Пращуры — народ строгий, но за своих горой стоят. Объятья табачные расцепили, крепкий защитный наговор наложили. Приданое из чистого золота собрали, в шелка девицу облекли, сверкающими каменьями осыпали. Задышала Алёнушка полной грудью, налились румянцем щёчки девичьи, поплыла красавица белой лебёдушкой в сопровождении всех родственников. Доставили её до самой избы Яги торжественным, сияющим поездом. Велели немедля избу развернуть, внученьку в родимый дом вернуть.
Я же в лесу затаился, места себе не нахожу. Сработает ли мой расчёт? Не прогадал ли?
И тут — эта появилась.

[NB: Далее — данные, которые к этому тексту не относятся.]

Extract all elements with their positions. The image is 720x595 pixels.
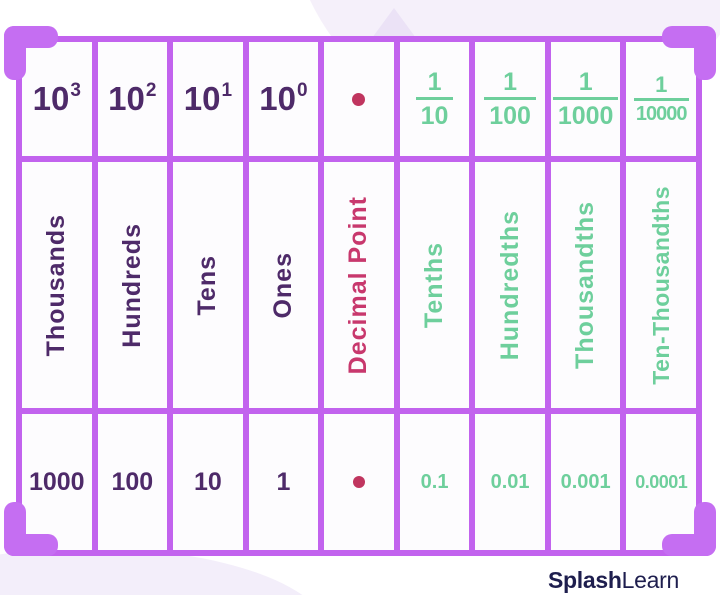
- value-cell-thousands: 1000: [22, 414, 92, 550]
- decimal-point-dot-bottom: [352, 476, 365, 488]
- name-cell-decimal-point: Decimal Point: [324, 162, 394, 408]
- power-base: 10: [32, 80, 70, 117]
- fraction-label: 1 10: [415, 67, 454, 130]
- fraction-numerator: 1: [503, 67, 518, 96]
- header-cell-hundreds: 102: [97, 42, 168, 156]
- power-exponent: 0: [297, 80, 308, 101]
- column-name-label: Thousandths: [571, 201, 600, 369]
- fraction-numerator: 1: [578, 67, 593, 96]
- fraction-label: 1 10000: [633, 73, 689, 125]
- column-value-label: 0.1: [420, 470, 449, 493]
- power-of-ten-label: 102: [108, 80, 156, 118]
- name-cell-hundredths: Hundredths: [475, 162, 545, 408]
- column-name-label: Ones: [268, 251, 297, 319]
- name-cell-ten-thousandths: Ten-Thousandths: [626, 162, 696, 408]
- column-value-label: 0.0001: [635, 471, 688, 492]
- power-base: 10: [108, 80, 145, 117]
- background-triangle: [372, 8, 416, 38]
- power-base: 10: [183, 80, 221, 117]
- name-cell-thousandths: Thousandths: [550, 162, 621, 408]
- header-cell-ones: 100: [248, 42, 319, 156]
- fraction-label: 1 1000: [552, 67, 619, 130]
- place-value-table: 103 102 101 100 1 10 1 100 1 1000 1 10000 Th…: [16, 36, 702, 556]
- header-cell-hundredths: 1 100: [475, 42, 545, 156]
- value-cell-decimal-point: [324, 414, 394, 550]
- name-cell-tens: Tens: [173, 162, 243, 408]
- column-value-label: 1000: [28, 467, 85, 496]
- column-name-label: Tens: [193, 254, 222, 316]
- column-name-label: Decimal Point: [344, 195, 373, 375]
- value-cell-hundreds: 100: [97, 414, 168, 550]
- name-cell-hundreds: Hundreds: [97, 162, 168, 408]
- column-value-label: 0.001: [560, 470, 611, 493]
- name-cell-ones: Ones: [248, 162, 319, 408]
- power-exponent: 1: [221, 80, 233, 101]
- corner-bracket-bottom-left: [4, 502, 58, 556]
- column-value-label: 10: [193, 467, 222, 496]
- name-cell-thousands: Thousands: [22, 162, 92, 408]
- logo-splash: Splash: [548, 567, 622, 593]
- fraction-denominator: 100: [484, 97, 536, 129]
- value-cell-ones: 1: [248, 414, 319, 550]
- name-cell-tenths: Tenths: [399, 162, 470, 408]
- logo-learn: Learn: [621, 567, 680, 593]
- value-cell-tenths: 0.1: [399, 414, 470, 550]
- fraction-numerator: 1: [427, 67, 442, 96]
- splashlearn-logo: SplashLearn: [548, 567, 679, 594]
- corner-bracket-bottom-right: [662, 502, 716, 556]
- fraction-denominator: 10000: [633, 98, 689, 125]
- power-base: 10: [259, 80, 296, 117]
- power-of-ten-label: 101: [184, 80, 232, 118]
- header-cell-tenths: 1 10: [399, 42, 470, 156]
- fraction-label: 1 100: [484, 69, 536, 130]
- column-value-label: 1: [276, 467, 291, 496]
- column-value-label: 0.01: [490, 470, 530, 493]
- header-cell-decimal-point: [324, 42, 394, 156]
- column-name-label: Ten-Thousandths: [647, 185, 674, 385]
- value-cell-tens: 10: [173, 414, 243, 550]
- column-name-label: Thousands: [42, 213, 71, 357]
- fraction-denominator: 10: [415, 97, 454, 129]
- column-name-label: Hundreds: [117, 222, 146, 348]
- decimal-point-dot-top: [352, 92, 366, 106]
- corner-bracket-top-left: [4, 26, 58, 80]
- value-cell-thousandths: 0.001: [550, 414, 621, 550]
- header-cell-thousands: 103: [22, 42, 92, 156]
- power-exponent: 3: [70, 80, 81, 101]
- corner-bracket-top-right: [662, 26, 716, 80]
- header-cell-tens: 101: [173, 42, 243, 156]
- power-of-ten-label: 103: [33, 80, 81, 118]
- power-exponent: 2: [145, 80, 157, 101]
- fraction-denominator: 1000: [552, 97, 619, 129]
- column-name-label: Hundredths: [495, 209, 524, 361]
- column-name-label: Tenths: [420, 241, 449, 329]
- value-cell-hundredths: 0.01: [475, 414, 545, 550]
- column-value-label: 100: [111, 467, 154, 496]
- power-of-ten-label: 100: [259, 80, 307, 118]
- header-cell-thousandths: 1 1000: [550, 42, 621, 156]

Яга как увидела, так дар речи потеряла, зеньками своими хлопает. А Горыныч и вовсе задом попятился, пару сосёнок в испуге сшиб — будто само Чудо-Юдо вылезло. У неё ноги — прямые жерди на раскоряку, и при каждом шаге в костях ржавые железяки лязгают. Вместо губ — багровые шмотья надуты, да так, что вывернулись наизнанку, и все зубы наружу, словно скелет скалится. Лицо тяжами натянуто, кожа того и гляди лопнет, глаза пучит, будто её изнутри распирает.
Одной рукой живот необъятный придерживает, а в другой — табакерку сжимает, вцепилась когтями в заветный предмет, не отодрать. Я из кустов смотрю и думаю: зря Горыныч с Ягой боялись, что девиц распугают. У них там, в мире живых, вон какие образины в первых красавицах ходят!
Тут мачеха-ведьма подлетела. Сама — беленькая, невинная, праведницей прикидывается. Вокруг дочки вьётся, суетится: «Не время ещё! Назад иди! Рано пожаловала!».
Но тут тварь табачная родительницу признала. Из рук сестрицы сизым дымом вырвалась, вокруг мачехи обвилась, на плечи взгромоздилась и давай чёрным языком лизать её в обе щеки, как щенок лохматый. Ведьма крутится, отбивается, шипит... Да разве суть свою скинешь?
Бесёнок язычком липким личину-то праведную, как пенку молочную, подцепил и — ррраз! Слизал, лишь довольно облизнулся. Проявилась чешуя серая, сверкнули глаза жёлтые, змеиные.
Тут уж и Родичи на подколодную накинулись. Заметалась меж ними гадина, животом дочки прикрывается, пощады просит, скулит, воет.
Прогнали всю троицу: и ведьму, и дочку, ею изуродованную, и духа иноземного. Где теперь они шатаются — не знаю и знать не хочу. Может, и за окиян подались, к тем самым островам огненным.
Спросите, как сестрица в наш мир угодила? Отвечу: то мой расчёт. Зависть — она ведь похлеще любого колдовства жизнь испортит. Увидела сестрица Алёнушку в обновках золотых, в шелках неземных, и пристала с допросом. Алёнушка же, душа простая, как я ей на ушко нашептал, так и выдала: «Всё дело в табакерке матушкиной. Как открыла её — так в лесу дивном очутилась, Родичей встретила, они и одарили». Сестрица-то шкатулку из рук и вырвала, да сразу крышкой щёлкнула... Ну, а дальше вы знаете.
Впрочем, чему удивляться? Не зря Учёным называюсь. Тысячелетний опыт, мудрость, кошачье чутьё. Не то что этот «душевед» из имяновника, про которого Горыныч талдычил. Верно его Яга окрестила: враль, прощелыга и инфоцыган.
Ох, как же Яга потом лисой вокруг меня крутилась! Разве что хвостом не мела:
— Коток, ну прости бабушку! Тревожилась я, места себе не находила, всё себя корила, что на такое опасное дело тебя, единственного дружка, отправила...
Знаю я её уловки. Любопытство старуху грызёт, выпытать подробности надобно. Тут-то я о своих обидах и напомнил: и как за шкирку меня хватала, и как сову-соглядатая вслед посылала.
— Твоя правда, Котюшка, виновата пред тобой. Смени гнев на милость, Баюнушка, откушай сметанки жирненькой, не побрезгуй.
Уговорила, старая. Решил всё же остаться в избушке. Нет ведь у неё никого роднее меня. Да и я за столько веков свыкся.